Екатерина Шпиллер - Рома, прости! Жестокая история первой любви
— Надо будет ей цветы подарить… Таким хитрым глазом, таким блудливым взглядом! Просто мадам из дома терпимости!
— Серьезно? — засмеялась Рита. — А я на нее и не смотрела. Я все на дверь этого дома смотрела. Наше с тобой первое пристанище… Хоть на две недели. Только наше. И наши две недели.
— Обычные зимние каникулы, — улыбнулся Макс. — Хотя я их не заслужил…
Рита нахмурилась.
— Ой, не говори мне про это…
— Ритулька, ты чего? Я ж говорил — все нормально, обо всем договорено, вернемся, я тут же восстановлюсь окончательно.
— Тебе дадут сдать сессию?
— А то? Я ж отличник, можно сказать — гордость курса. Знаешь, как они обрадовались, когда я обратно документы принес? Чуть не расцеловали меня! Так что я ошибся, сам себя поправляю: я заслужил эти каникулы.
— И я… Удивительно, но меня так легко отпустили. По-человечески…
— Как же… — проворчал Макс. — Откусили от летнего отпуска…
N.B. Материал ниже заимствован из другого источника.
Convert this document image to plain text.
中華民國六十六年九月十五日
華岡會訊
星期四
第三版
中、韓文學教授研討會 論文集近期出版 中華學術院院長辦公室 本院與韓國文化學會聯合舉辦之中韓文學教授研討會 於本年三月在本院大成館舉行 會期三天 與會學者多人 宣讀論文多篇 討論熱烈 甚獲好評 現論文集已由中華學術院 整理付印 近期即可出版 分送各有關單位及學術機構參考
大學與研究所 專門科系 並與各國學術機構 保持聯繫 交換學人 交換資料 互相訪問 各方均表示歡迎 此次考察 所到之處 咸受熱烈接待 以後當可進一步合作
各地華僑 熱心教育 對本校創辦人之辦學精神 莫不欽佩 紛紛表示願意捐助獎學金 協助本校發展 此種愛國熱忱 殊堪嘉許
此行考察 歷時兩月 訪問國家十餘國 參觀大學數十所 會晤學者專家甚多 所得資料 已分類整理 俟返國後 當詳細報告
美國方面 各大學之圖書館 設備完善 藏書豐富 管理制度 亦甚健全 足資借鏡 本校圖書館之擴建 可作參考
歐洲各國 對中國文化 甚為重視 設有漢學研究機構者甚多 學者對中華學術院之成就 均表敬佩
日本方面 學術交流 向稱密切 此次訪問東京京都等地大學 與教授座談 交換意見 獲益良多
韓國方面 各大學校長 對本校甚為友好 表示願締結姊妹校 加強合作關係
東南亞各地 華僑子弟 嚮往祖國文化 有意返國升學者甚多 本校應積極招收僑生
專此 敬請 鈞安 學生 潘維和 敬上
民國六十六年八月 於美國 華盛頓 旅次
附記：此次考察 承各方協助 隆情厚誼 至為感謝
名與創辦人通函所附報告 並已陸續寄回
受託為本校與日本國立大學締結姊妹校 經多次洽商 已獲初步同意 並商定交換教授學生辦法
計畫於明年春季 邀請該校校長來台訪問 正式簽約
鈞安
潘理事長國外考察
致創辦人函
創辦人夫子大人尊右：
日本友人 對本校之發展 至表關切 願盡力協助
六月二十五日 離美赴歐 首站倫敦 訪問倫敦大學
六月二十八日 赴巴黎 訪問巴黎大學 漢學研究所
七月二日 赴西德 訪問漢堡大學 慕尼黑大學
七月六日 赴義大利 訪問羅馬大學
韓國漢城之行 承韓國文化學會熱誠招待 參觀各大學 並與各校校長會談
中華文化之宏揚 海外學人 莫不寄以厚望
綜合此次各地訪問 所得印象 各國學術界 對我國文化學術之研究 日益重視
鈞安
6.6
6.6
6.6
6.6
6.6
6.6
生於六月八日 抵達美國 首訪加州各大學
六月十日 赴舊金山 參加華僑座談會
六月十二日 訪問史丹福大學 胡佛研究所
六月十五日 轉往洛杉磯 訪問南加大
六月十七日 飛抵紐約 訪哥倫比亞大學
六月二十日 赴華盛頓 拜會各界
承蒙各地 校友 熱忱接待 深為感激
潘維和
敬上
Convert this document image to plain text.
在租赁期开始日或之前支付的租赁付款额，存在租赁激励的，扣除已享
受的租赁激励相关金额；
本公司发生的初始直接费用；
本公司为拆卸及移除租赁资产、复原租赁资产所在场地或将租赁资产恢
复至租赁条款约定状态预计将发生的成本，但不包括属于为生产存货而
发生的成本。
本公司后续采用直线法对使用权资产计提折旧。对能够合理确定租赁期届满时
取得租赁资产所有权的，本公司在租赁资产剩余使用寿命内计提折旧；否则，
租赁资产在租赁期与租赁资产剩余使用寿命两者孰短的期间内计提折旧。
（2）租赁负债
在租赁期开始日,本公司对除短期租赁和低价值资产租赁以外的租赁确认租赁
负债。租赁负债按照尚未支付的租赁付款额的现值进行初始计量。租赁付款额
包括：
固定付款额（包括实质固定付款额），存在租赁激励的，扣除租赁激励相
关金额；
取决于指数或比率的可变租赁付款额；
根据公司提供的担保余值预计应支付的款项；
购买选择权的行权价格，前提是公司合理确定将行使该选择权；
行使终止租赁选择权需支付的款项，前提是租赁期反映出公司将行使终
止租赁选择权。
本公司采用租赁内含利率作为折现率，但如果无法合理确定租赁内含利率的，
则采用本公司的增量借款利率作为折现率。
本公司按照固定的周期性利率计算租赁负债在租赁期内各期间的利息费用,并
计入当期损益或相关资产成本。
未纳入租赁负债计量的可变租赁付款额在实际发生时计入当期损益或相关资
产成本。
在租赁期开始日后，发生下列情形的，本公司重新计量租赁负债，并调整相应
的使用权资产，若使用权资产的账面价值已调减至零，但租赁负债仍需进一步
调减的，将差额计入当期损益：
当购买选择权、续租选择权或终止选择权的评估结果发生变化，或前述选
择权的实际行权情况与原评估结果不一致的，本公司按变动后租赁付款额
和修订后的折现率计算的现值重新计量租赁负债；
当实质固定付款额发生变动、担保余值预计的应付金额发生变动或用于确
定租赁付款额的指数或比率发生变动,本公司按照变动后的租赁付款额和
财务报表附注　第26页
— Ну и что? За свой счет ведь теперь не дают, да и нам с тобой это невыгодно… Могли вообще не отпустить!
— Ну, не идиоты же они, чтоб такого ценного работника терять…
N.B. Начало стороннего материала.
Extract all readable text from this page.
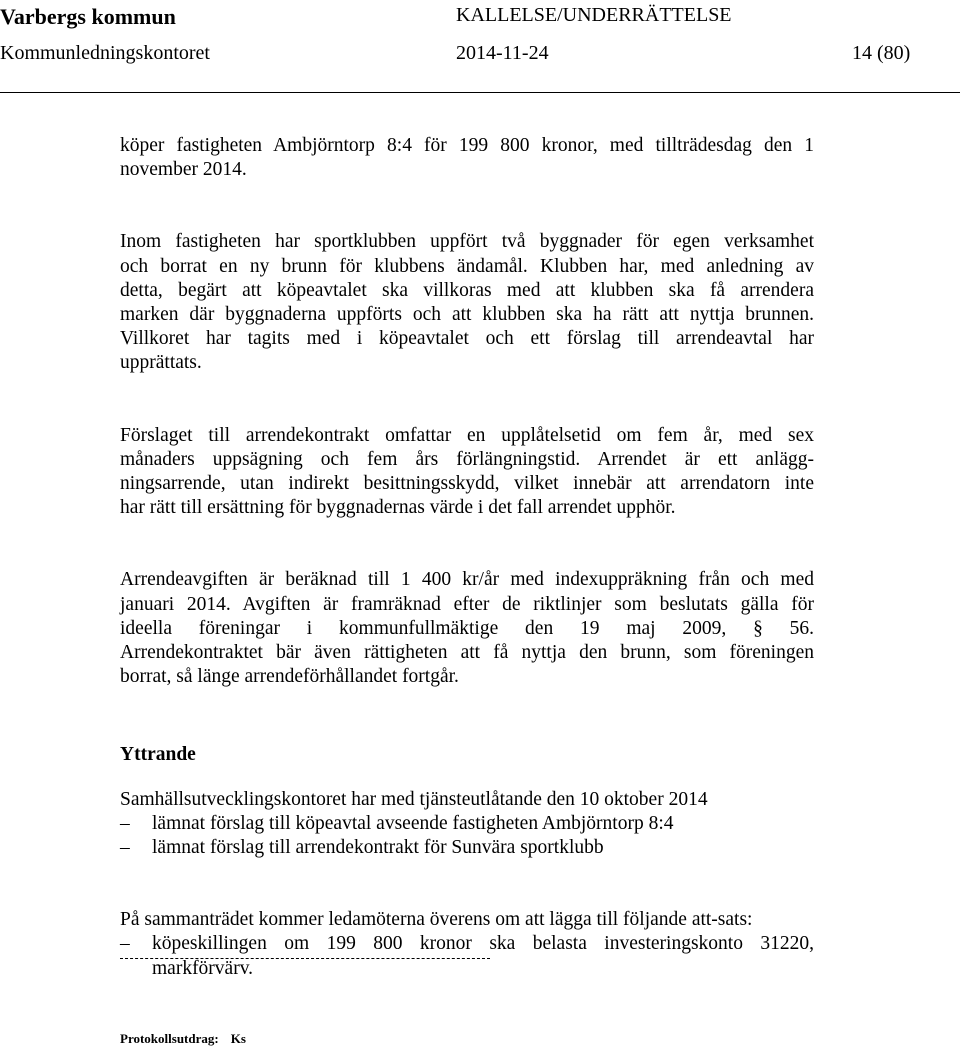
Varbergs kommun	KALLELSE/UNDERRÄTTELSE
Kommunledningskontoret	2014-11-24	14 (80)

köper fastigheten Ambjörntorp 8:4 för 199 800 kronor, med tillträdesdag den 1
november 2014.

Inom fastigheten har sportklubben uppfört två byggnader för egen verksamhet
och borrat en ny brunn för klubbens ändamål. Klubben har, med anledning av
detta, begärt att köpeavtalet ska villkoras med att klubben ska få arrendera
marken där byggnaderna uppförts och att klubben ska ha rätt att nyttja brunnen.
Villkoret har tagits med i köpeavtalet och ett förslag till arrendeavtal har
upprättats.

Förslaget till arrendekontrakt omfattar en upplåtelsetid om fem år, med sex
månaders uppsägning och fem års förlängningstid. Arrendet är ett anlägg-
ningsarrende, utan indirekt besittningsskydd, vilket innebär att arrendatorn inte
har rätt till ersättning för byggnadernas värde i det fall arrendet upphör.

Arrendeavgiften är beräknad till 1 400 kr/år med indexuppräkning från och med
januari 2014. Avgiften är framräknad efter de riktlinjer som beslutats gälla för
ideella föreningar i kommunfullmäktige den 19 maj 2009, § 56.
Arrendekontraktet bär även rättigheten att få nyttja den brunn, som föreningen
borrat, så länge arrendeförhållandet fortgår.

Yttrande

Samhällsutvecklingskontoret har med tjänsteutlåtande den 10 oktober 2014

–	lämnat förslag till köpeavtal avseende fastigheten Ambjörntorp 8:4
–	lämnat förslag till arrendekontrakt för Sunvära sportklubb

På sammanträdet kommer ledamöterna överens om att lägga till följande att-sats:

–	köpeskillingen om 199 800 kronor ska belasta investeringskonto 31220, markförvärv.
Protokollsutdrag: Ks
— Я — ценный работник! — Рита показала ему язык.
— Ты — ценный работник… — он нежно обнял ее и поцеловал. — Ты — самый ценный! — Рита закрыла глаза, обняла его и крепко прижалась к сильному телу. Засвистел чайник, Макс выключил газ, подхватил Риту на руки и понес в комнату. Закружилась карусель, зазвучала музыка, все было красиво, как на картине: белое, нежное тело рядом со смуглым, мускулистым, огромные темно-серые глаза, прекрасные, чуть прикрытые в истоме веками, и страстные, цыганские глаза-вишни, поблескивающие в сгустившихся сумерках. Рите нравилось видеть все это как бы со стороны. И еще: ей было так спокойно и радостно здесь, в этом чужом, милом доме, в другом городе; отсюда все московские неурядицы виделись такими легко решаемыми! С Юлькой она договорится. Она полюбит ее непременно как сестру. И добьется, если не любви ее, то хотя бы дружбы. Юлька — такая маленькая, бедная, одинокая крошка! Ей просто надо помочь. Помочь начать жить! Господи, как все будет замечательно: она ей поможет найти работу, познакомит со всякими людьми, они подружат детей и вместе поведут их в дельфинарий. Почему-то подумалось — именно в дельфинарий! И Юлька будет веселая и милая, как когда-то. И зуб они ей вставят…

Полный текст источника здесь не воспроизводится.